Она пришла последней. Бородулин уже всласть наматерился, озяб и притопывал ногами в белых высоких пимах. Полушубок на нем тоже был белый, низко перепоясанный армейским ремнем, из-за пазухи торчали собачьи мохнашки. Увидел Елену, разинул рот и не крикнул, осекся. Кашлянул в толстый, голый кулак и буркнул:
– Берестова, ты зайди-ка в контору, дело тут есть. А вы не стойте, бабы, живо на деляну, некогда нам стоять, от нас страна лес требует! Лес – это наш фронт! Зарубите себе на носу! Пускай хоть юшка из носу, но нормы чтобы были! Марш!
Заскрипел снег под валенками, бабы молчком потянулись в деляну, жалостно оглядываясь на Елену, а та смотрела им вслед, на Бородулина и снова, как во сне, не могла сдвинуться с места. «Господи милостливый! Отведи беду, проведи ее, черную, хоть рядышком, но только мимо! Пожалей меня, отведи! Нету на мне грехов великих, смилуйся!» Безмолвно раскачивала в себе молящие слова, готовясь выпустить их из себя и подтолкнуть в небо, да только сама же и понимала, чуяла – поздно.
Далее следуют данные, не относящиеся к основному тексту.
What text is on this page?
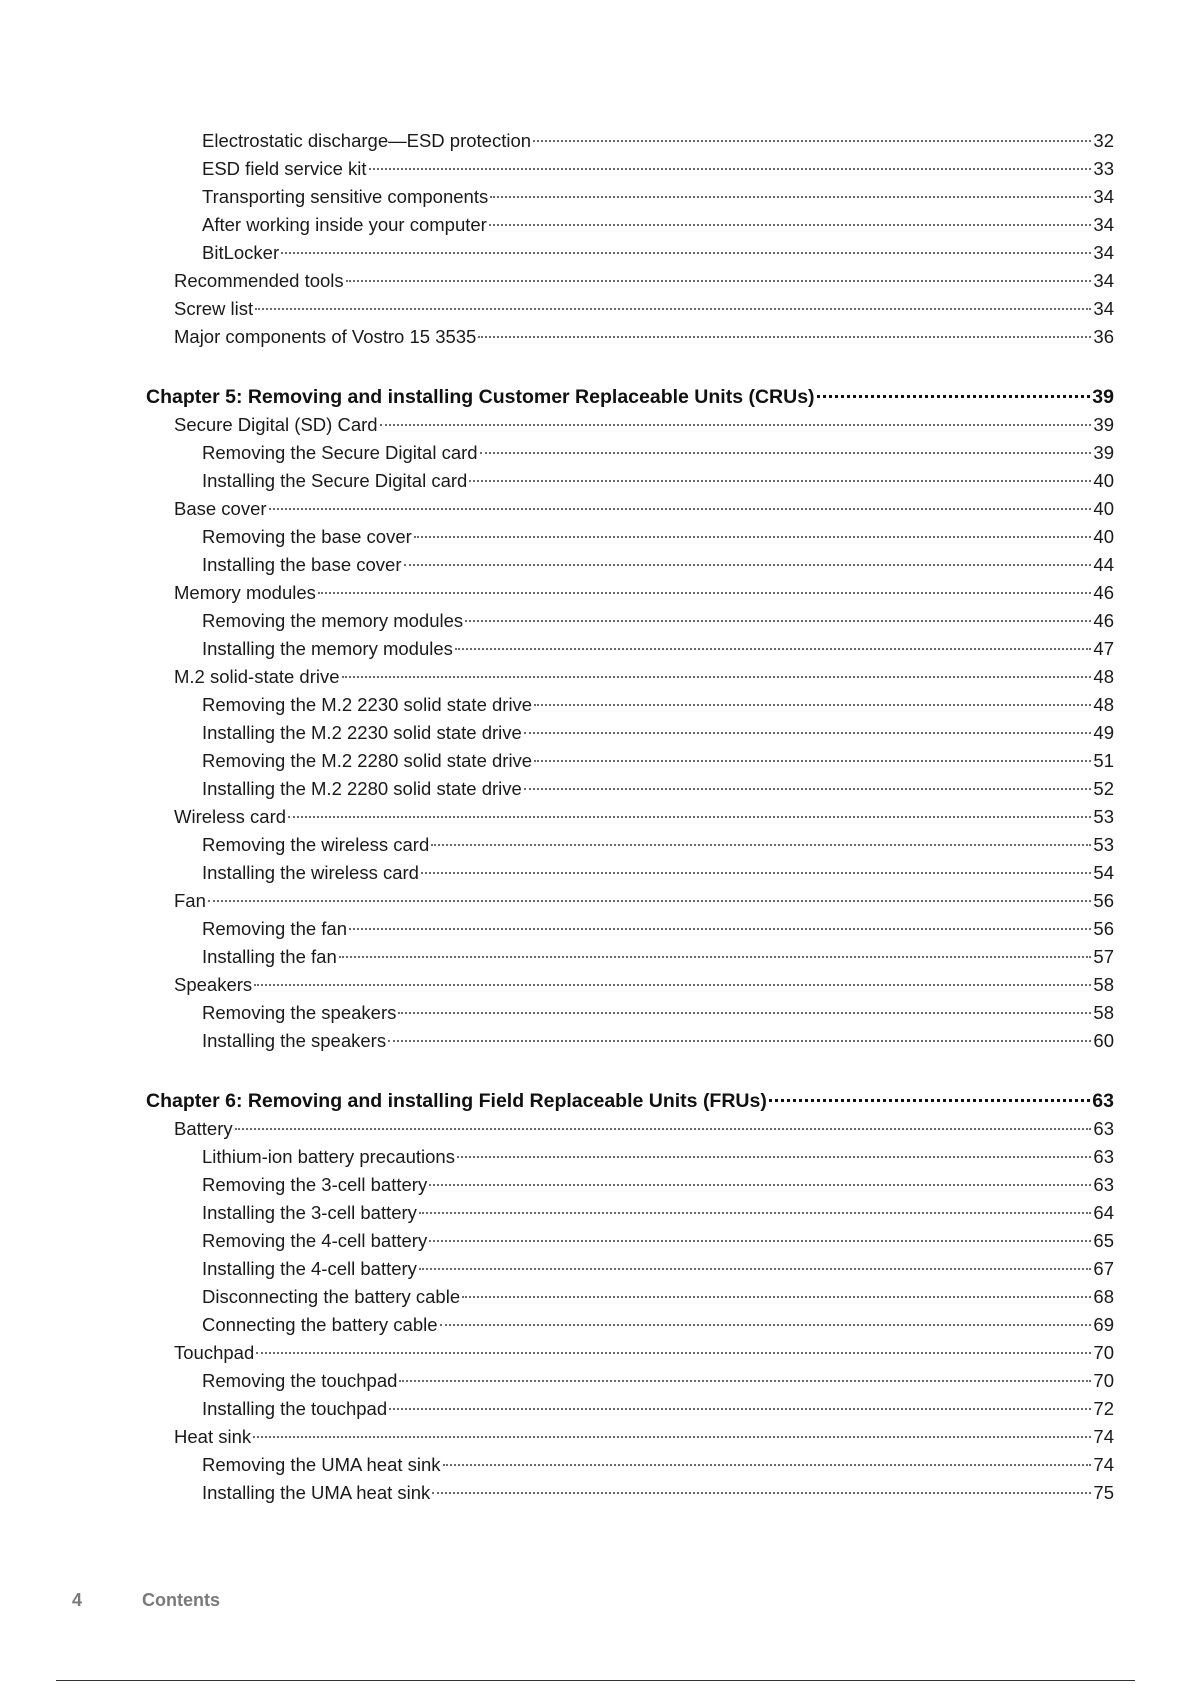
Electrostatic discharge—ESD protection	32
ESD field service kit	33
Transporting sensitive components	34
After working inside your computer	34
BitLocker	34
Recommended tools	34
Screw list	34
Major components of Vostro 15 3535	36
Chapter 5: Removing and installing Customer Replaceable Units (CRUs)	39
Secure Digital (SD) Card	39
Removing the Secure Digital card	39
Installing the Secure Digital card	40
Base cover	40
Removing the base cover	40
Installing the base cover	44
Memory modules	46
Removing the memory modules	46
Installing the memory modules	47
M.2 solid-state drive	48
Removing the M.2 2230 solid state drive	48
Installing the M.2 2230 solid state drive	49
Removing the M.2 2280 solid state drive	51
Installing the M.2 2280 solid state drive	52
Wireless card	53
Removing the wireless card	53
Installing the wireless card	54
Fan	56
Removing the fan	56
Installing the fan	57
Speakers	58
Removing the speakers	58
Installing the speakers	60
Chapter 6: Removing and installing Field Replaceable Units (FRUs)	63
Battery	63
Lithium-ion battery precautions	63
Removing the 3-cell battery	63
Installing the 3-cell battery	64
Removing the 4-cell battery	65
Installing the 4-cell battery	67
Disconnecting the battery cable	68
Connecting the battery cable	69
Touchpad	70
Removing the touchpad	70
Installing the touchpad	72
Heat sink	74
Removing the UMA heat sink	74
Installing the UMA heat sink	75
4	Contents
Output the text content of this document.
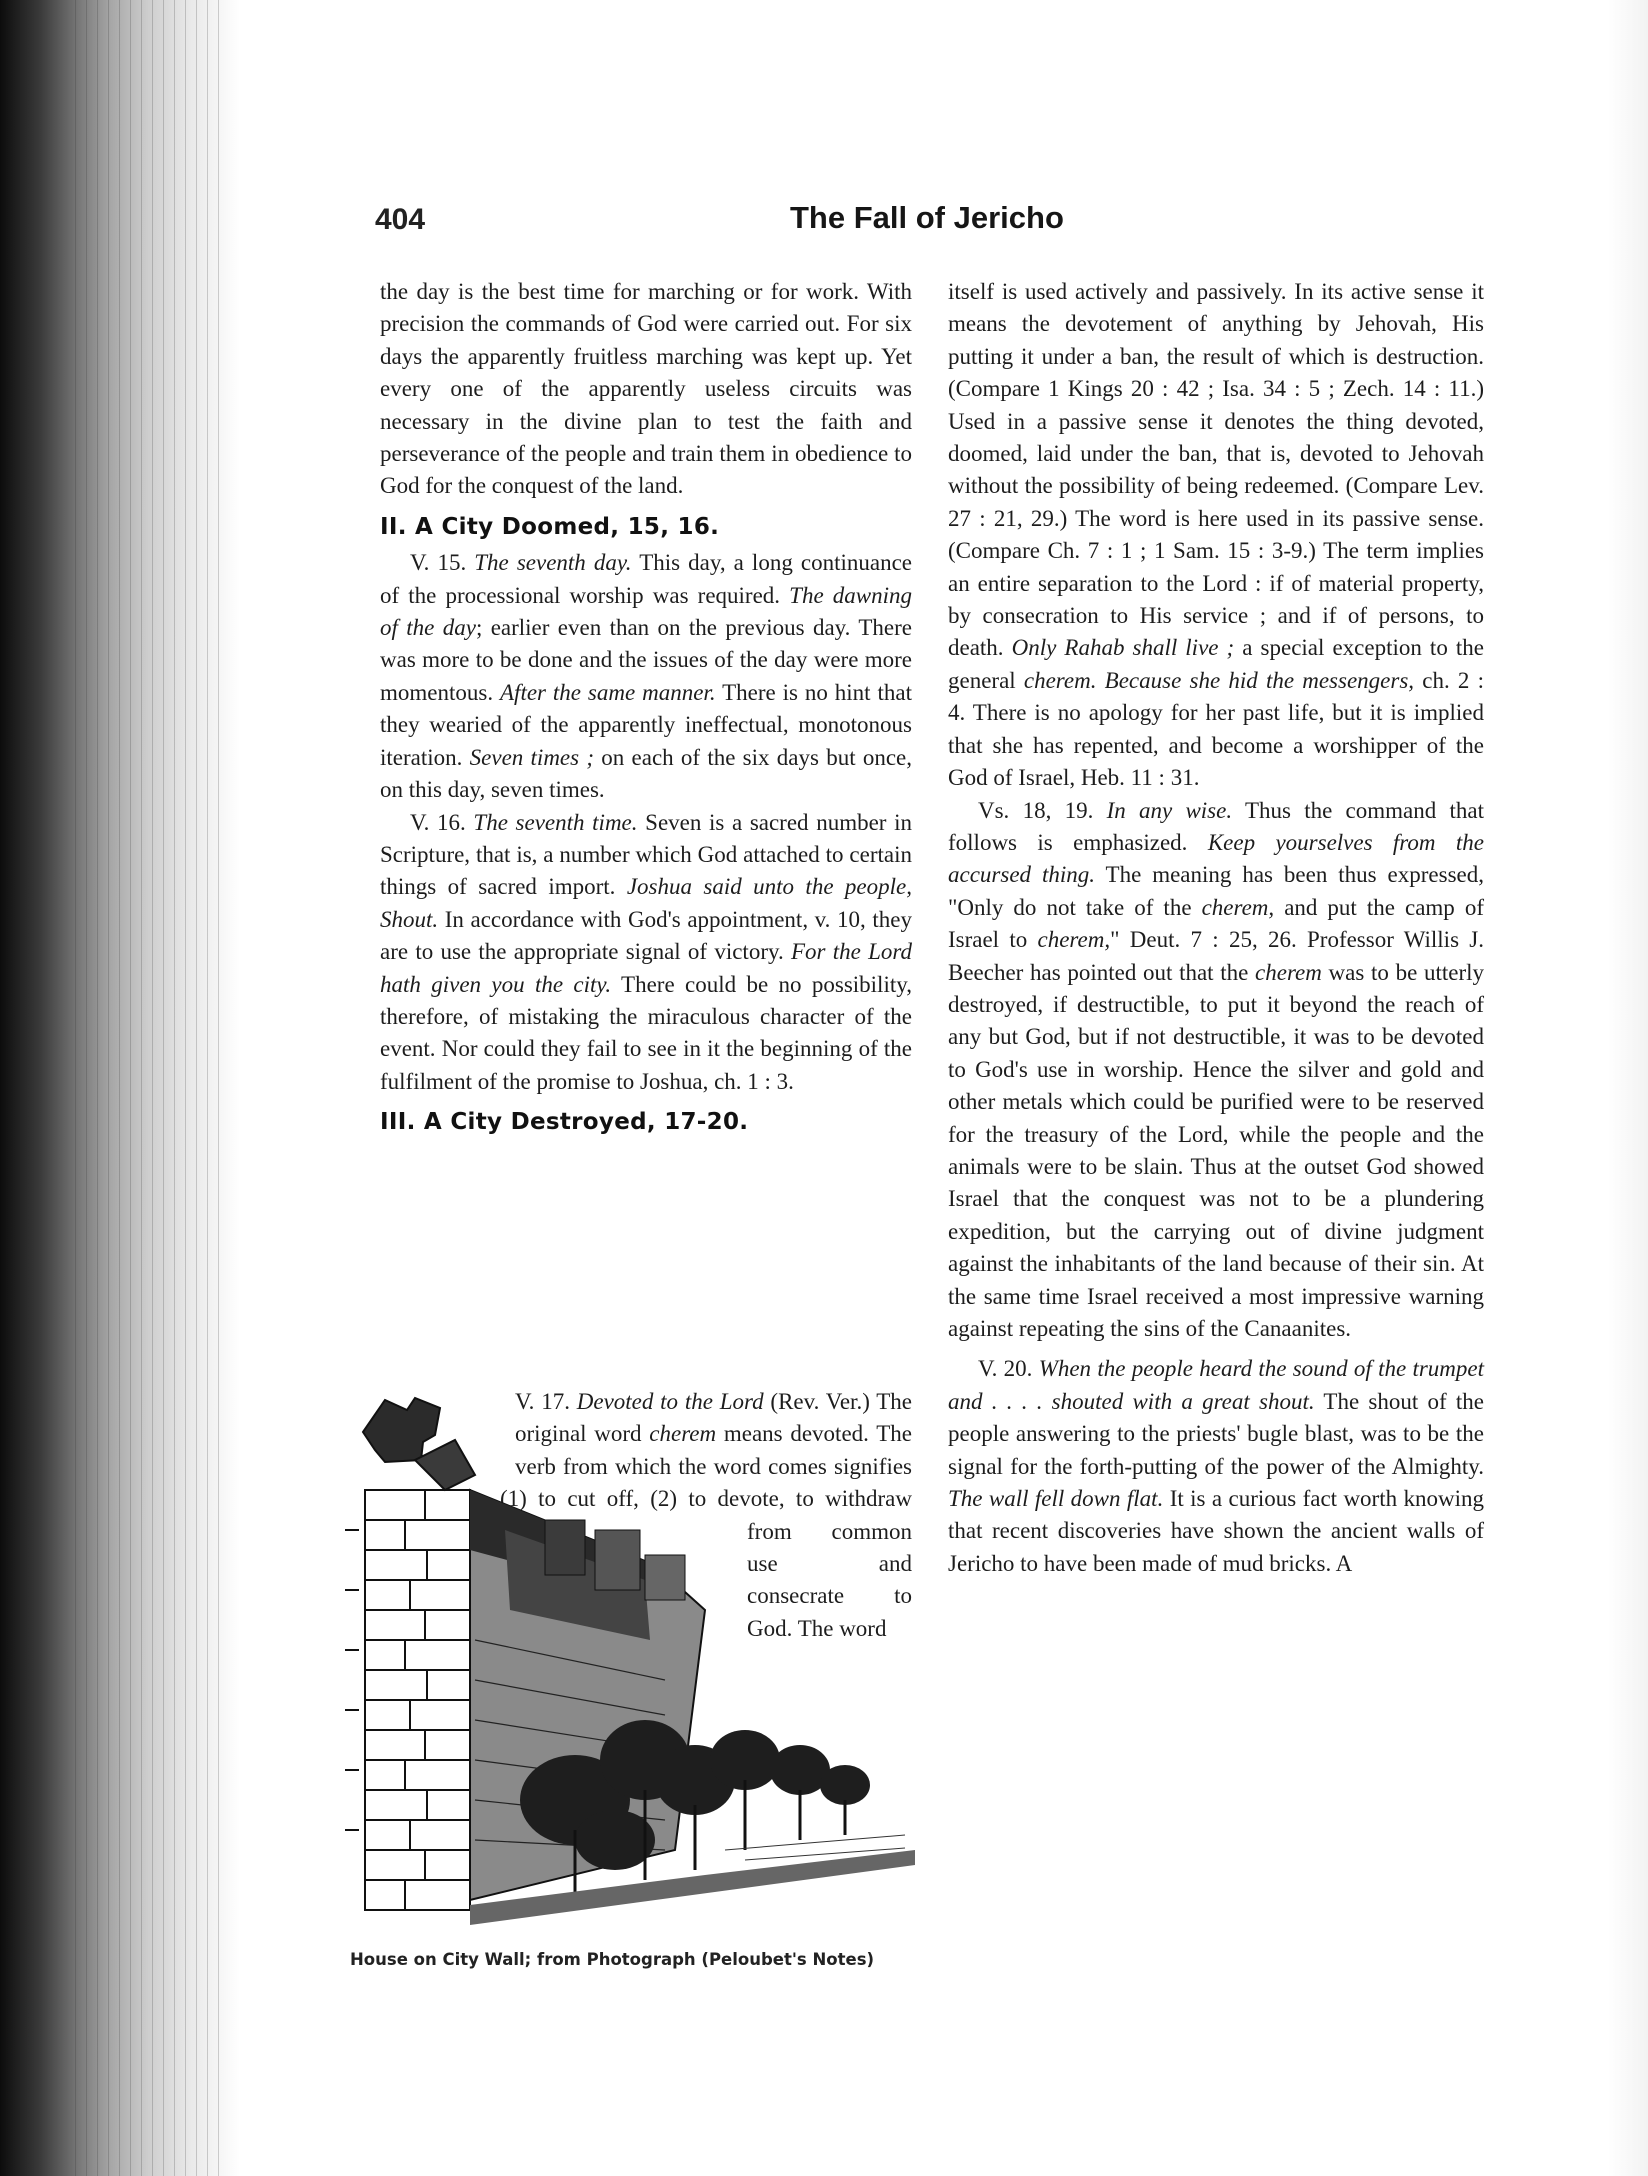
404	The Fall of Jericho

the day is the best time for marching or for work. With precision the commands of God were carried out. For six days the apparently fruitless marching was kept up. Yet every one of the apparently useless circuits was necessary in the divine plan to test the faith and perseverance of the people and train them in obedience to God for the conquest of the land.

II. A City Doomed, 15, 16.

V. 15. The seventh day. This day, a long continuance of the processional worship was required. The dawning of the day; earlier even than on the previous day. There was more to be done and the issues of the day were more momentous. After the same manner. There is no hint that they wearied of the apparently ineffectual, monotonous iteration. Seven times ; on each of the six days but once, on this day, seven times.

V. 16. The seventh time. Seven is a sacred number in Scripture, that is, a number which God attached to certain things of sacred import. Joshua said unto the people, Shout. In accordance with God's appointment, v. 10, they are to use the appropriate signal of victory. For the Lord hath given you the city. There could be no possibility, therefore, of mistaking the miraculous character of the event. Nor could they fail to see in it the beginning of the fulfilment of the promise to Joshua, ch. 1 : 3.

III. A City Destroyed, 17-20.

V. 17. Devoted to the Lord (Rev. Ver.) The original word cherem means devoted. The verb from which the word comes signifies (1) to cut off, (2) to devote, to withdraw from common use and consecrate to God. The word

House on City Wall; from Photograph (Peloubet's Notes)

itself is used actively and passively. In its active sense it means the devotement of anything by Jehovah, His putting it under a ban, the result of which is destruction. (Compare 1 Kings 20 : 42 ; Isa. 34 : 5 ; Zech. 14 : 11.) Used in a passive sense it denotes the thing devoted, doomed, laid under the ban, that is, devoted to Jehovah without the possibility of being redeemed. (Compare Lev. 27 : 21, 29.) The word is here used in its passive sense. (Compare Ch. 7 : 1 ; 1 Sam. 15 : 3-9.) The term implies an entire separation to the Lord : if of material property, by consecration to His service ; and if of persons, to death. Only Rahab shall live ; a special exception to the general cherem. Because she hid the messengers, ch. 2 : 4. There is no apology for her past life, but it is implied that she has repented, and become a worshipper of the God of Israel, Heb. 11 : 31.

Vs. 18, 19. In any wise. Thus the command that follows is emphasized. Keep yourselves from the accursed thing. The meaning has been thus expressed, "Only do not take of the cherem, and put the camp of Israel to cherem," Deut. 7 : 25, 26. Professor Willis J. Beecher has pointed out that the cherem was to be utterly destroyed, if destructible, to put it beyond the reach of any but God, but if not destructible, it was to be devoted to God's use in worship. Hence the silver and gold and other metals which could be purified were to be reserved for the treasury of the Lord, while the people and the animals were to be slain. Thus at the outset God showed Israel that the conquest was not to be a plundering expedition, but the carrying out of divine judgment against the inhabitants of the land because of their sin. At the same time Israel received a most impressive warning against repeating the sins of the Canaanites.

V. 20. When the people heard the sound of the trumpet and . . . . shouted with a great shout. The shout of the people answering to the priests' bugle blast, was to be the signal for the forth-putting of the power of the Almighty. The wall fell down flat. It is a curious fact worth knowing that recent discoveries have shown the ancient walls of Jericho to have been made of mud bricks. A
Вольно размахивало крыльями в ту зиму над землей людское горе. Кружило без устали, бросало черные тени, и, чем сильнее плакали, стенали люди, тем неутомимей становились крылья, как будто собирались обвеять каждого, кому выпало жить на земле в этот горький час. Многие поднимали глаза в небо, многие молили о спасении, да только не всех слышали.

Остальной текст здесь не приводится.